Compressed VCF/BCF region reads require a .tbi or .csi index. genoio rejects unindexed compressed region reads instead of silently scanning the whole file.

BGEN dosage reads use a same-path bgenix SQLite index when one exists. For cohort.bgen, the expected path is cohort.bgen.bgi. Without that index, BGEN falls back to a sequential scan.

bgen_ds = genoio.bgen("cohort.bgen")
region = genoio.region("22:20000000-21000000")

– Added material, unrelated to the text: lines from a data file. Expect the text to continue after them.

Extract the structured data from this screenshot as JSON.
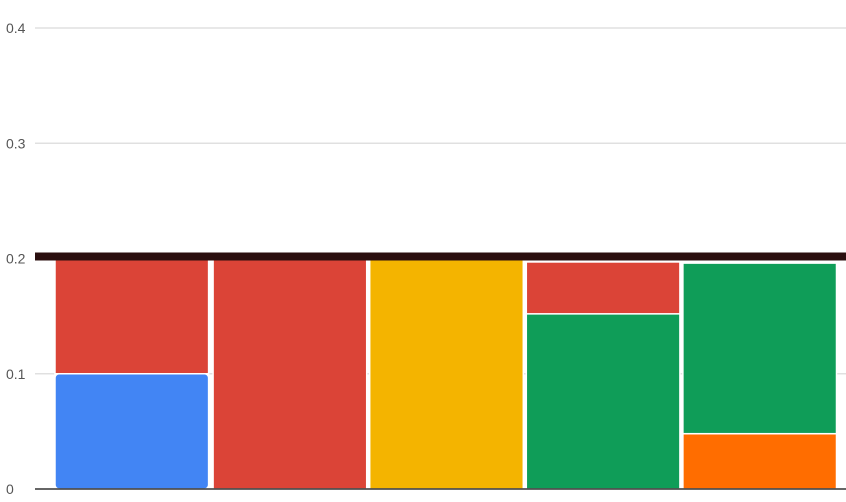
{
  "chart_data": {
    "type": "bar",
    "stacked": true,
    "ylim": [
      0,
      0.4
    ],
    "yticks": [
      {
        "value": 0,
        "label": "0"
      },
      {
        "value": 0.1,
        "label": "0.1"
      },
      {
        "value": 0.2,
        "label": "0.2"
      },
      {
        "value": 0.3,
        "label": "0.3"
      },
      {
        "value": 0.4,
        "label": "0.4"
      }
    ],
    "grid": true,
    "legend": "none",
    "reference_line": {
      "value": 0.2,
      "color": "#2b0f0f"
    },
    "columns": [
      {
        "segments": [
          {
            "value": 0.1,
            "color": "#4285f4"
          },
          {
            "value": 0.1,
            "color": "#db4437"
          }
        ]
      },
      {
        "segments": [
          {
            "value": 0.205,
            "color": "#db4437"
          }
        ]
      },
      {
        "segments": [
          {
            "value": 0.2,
            "color": "#f4b400"
          }
        ]
      },
      {
        "segments": [
          {
            "value": 0.152,
            "color": "#0f9d58"
          },
          {
            "value": 0.045,
            "color": "#db4437"
          }
        ]
      },
      {
        "segments": [
          {
            "value": 0.048,
            "color": "#ff6d00"
          },
          {
            "value": 0.148,
            "color": "#0f9d58"
          }
        ]
      }
    ]
  }
}
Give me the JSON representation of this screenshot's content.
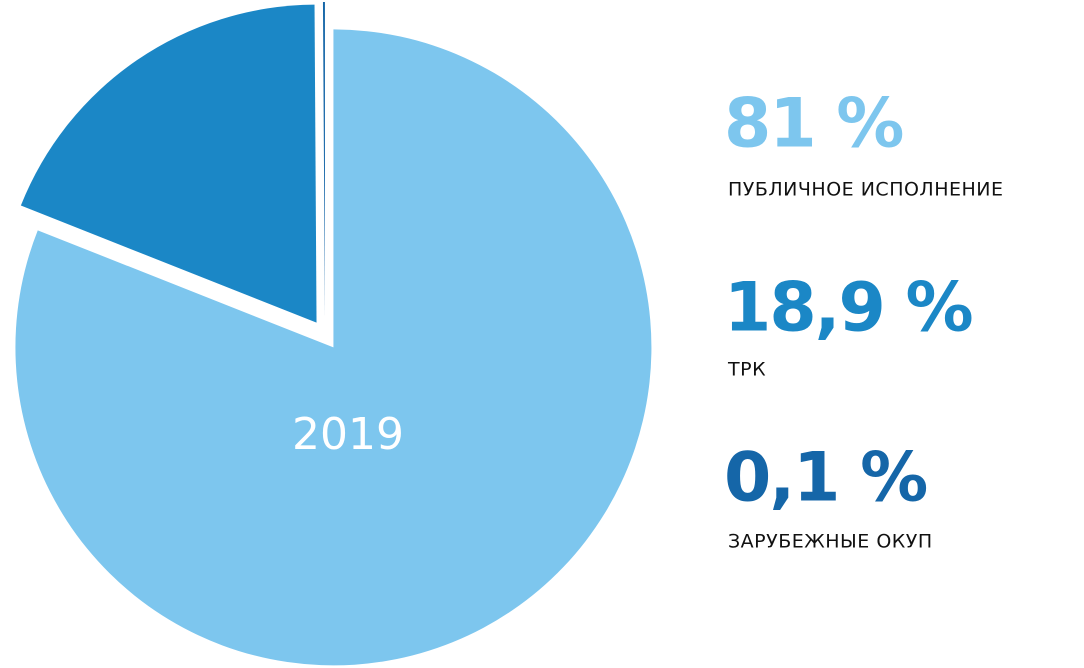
{
  "chart_data": {
    "type": "pie",
    "title": "2019",
    "categories": [
      "ПУБЛИЧНОЕ ИСПОЛНЕНИЕ",
      "ТРК",
      "ЗАРУБЕЖНЫЕ ОКУП"
    ],
    "values": [
      81,
      18.9,
      0.1
    ],
    "value_labels": [
      "81 %",
      "18,9 %",
      "0,1 %"
    ],
    "colors": [
      "#7dc6ee",
      "#1b87c6",
      "#1566a8"
    ],
    "legend": "right"
  }
}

for X, variants in bgen_ds.iter_blocks(
    1_000,
    dosage="dosage",
    variants=region,
    return_variants=True,
):
    analyze_region(X, variants)

Common predicates¤

genoio.chrom("22")
genoio.region("22:20000000-21000000")
genoio.snp()
genoio.biallelic()
genoio.qual(min=20)
genoio.maf(max=0.05)
genoio.mac(min=10)
genoio.missing_rate(max=0.1)
genoio.polymorphic()
genoio.id_in(["rs123", "rs456"])

Threshold predicates are inclusive. maf(max=0.05) keeps variants with minor allele frequency less than or equal to 0.05.

When a filter matches no variants

Empty filters are valid. Whole reads return shape (n_samples, 0), returned variant metadata has the standard columns with zero rows, and block reads yield no blocks.

Advanced: filter IR

Filter expressions are converted to a small intermediate representation before they cross into Rust:

expr = genoio.chrom("22") & genoio.maf(max=0.05)
expr.to_ir()

The IR records predicate names, validated parameters, and boolean structure. It does not contain Python callbacks. That keeps filtering portable across whole reads, block reads, and Rust reader implementations.

Rust uses the IR to separate cheap metadata decisions from data-dependent genotype decisions. Metadata predicates can be evaluated before matrix construction, and concrete VCF/BCF or BGEN region predicates can use an index when one is available. Before reading, Rust also normalizes simple boolean expressions: overlapping conjoined regions are reduced to their intersection, repeated threshold predicates are tightened, conjoined id_in predicates are intersected, and contradictory predicates become an empty result without scanning variant records.

Treat to_ir() as an inspection aid rather than a stable wire format. Build filters with the Python constructors so validation stays consistent.

See Filter API for signatures and validation rules.